Avista, CMS 3Qs Should Be Better than Expected

Avista Corp., flying high on an over-the-top performance by its trading subsidiary, and CMS Energy, buoyed by favorable power transactions and cost reductions, both said Friday they will report above consensus estimates for the third quarter. Spokane, WA-based Avista officially will report its earnings Oct. 25, and CMS, headquartered in Dearborn, MI, will follow the next day.

Avista's good news probably could not have come at a better time, pummeled by falling earnings since the middle of the year and now facing lawsuits by shareholders who feel that the company deceived them regarding company practices (see NGI, Aug. 7).

However, company officials last week said that strong energy trading revenue from its unregulated Avista Energy subsidiary and a beneficial accounting change will contribute to "significant positive earnings." Analysts polled by First Call had expected Avista to lose 13 cents a share, on average. For the third quarter of 1999, Avista reported a profit of 52 cents per share.
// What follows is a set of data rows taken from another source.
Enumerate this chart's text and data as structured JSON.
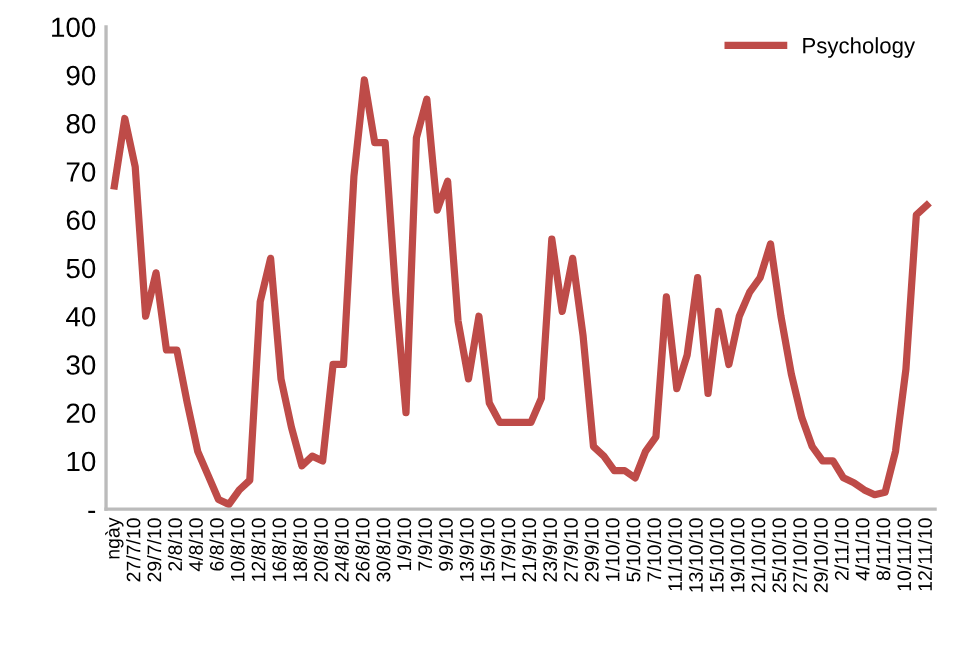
{
  "chart_data": {
    "type": "line",
    "categories": [
      "ngày",
      null,
      "27/7/10",
      null,
      "29/7/10",
      null,
      "2/8/10",
      null,
      "4/8/10",
      null,
      "6/8/10",
      null,
      "10/8/10",
      null,
      "12/8/10",
      null,
      "16/8/10",
      null,
      "18/8/10",
      null,
      "20/8/10",
      null,
      "24/8/10",
      null,
      "26/8/10",
      null,
      "30/8/10",
      null,
      "1/9/10",
      null,
      "7/9/10",
      null,
      "9/9/10",
      null,
      "13/9/10",
      null,
      "15/9/10",
      null,
      "17/9/10",
      null,
      "21/9/10",
      null,
      "23/9/10",
      null,
      "27/9/10",
      null,
      "29/9/10",
      null,
      "1/10/10",
      null,
      "5/10/10",
      null,
      "7/10/10",
      null,
      "11/10/10",
      null,
      "13/10/10",
      null,
      "15/10/10",
      null,
      "19/10/10",
      null,
      "21/10/10",
      null,
      "25/10/10",
      null,
      "27/10/10",
      null,
      "29/10/10",
      null,
      "2/11/10",
      null,
      "4/11/10",
      null,
      "8/11/10",
      null,
      "10/11/10",
      null,
      "12/11/10"
    ],
    "series": [
      {
        "name": "Psychology",
        "color": "#be4b48",
        "values": [
          67,
          81,
          71,
          40,
          49,
          33,
          33,
          22,
          12,
          7,
          2,
          1,
          4,
          6,
          43,
          52,
          27,
          17,
          9,
          11,
          10,
          30,
          30,
          69,
          89,
          76,
          76,
          45,
          20,
          77,
          85,
          62,
          68,
          39,
          27,
          40,
          22,
          18,
          18,
          18,
          18,
          23,
          56,
          41,
          52,
          36,
          13,
          11,
          8,
          8,
          6.5,
          12,
          15,
          44,
          25,
          32,
          48,
          24,
          41,
          30,
          40,
          45,
          48,
          55,
          40,
          28,
          19,
          13,
          10,
          10,
          6.5,
          5.5,
          4,
          3,
          3.5,
          12,
          29,
          61,
          63
        ]
      }
    ],
    "ylim": [
      0,
      100
    ],
    "yticks": [
      {
        "value": 0,
        "label": "-"
      },
      10,
      20,
      30,
      40,
      50,
      60,
      70,
      80,
      90,
      100
    ],
    "legend": "top right",
    "grid": false,
    "marker": "none",
    "line_style": "solid"
  }
}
Avista Energy, the company's energy trading subsidiary, has captured earnings opportunities in the California and western regional marketplace. Avista Utilities also helped to mitigate expected losses after obtaining an accounting order from the State of Washington that allows it to defer excess purchased power costs incurred through mid-2001.

"Avista Energy has done an outstanding job of capturing earnings opportunities in the rapidly changing California and western regional marketplace," said CEO T.M. "Tom" Matthews. "In the utility, we are preparing to comply with a ruling ordering us to file a new rate case focused on a more permanent treatment of purchased power costs."

Also anticipating a rosy third quarter report, CMS Energy said Friday that it expects its earnings to jump between 10% and 15% higher than its previous estimate of 40 cents per share in sustainable earnings, all related to "favorable power transactions and cost reductions."

Company officials said that the earnings give CMS more confidence in its 2000 estimates, which remain unchanged at $2.50 a share. The guidance assumes recovery this year of a 5% residential electric rate reduction, which, if not allowed, would reduce earnings by 18 cents a share. Final accounting guidance is expected when the Michigan Public Service Commission issues its securitization financing order on Oct. 24.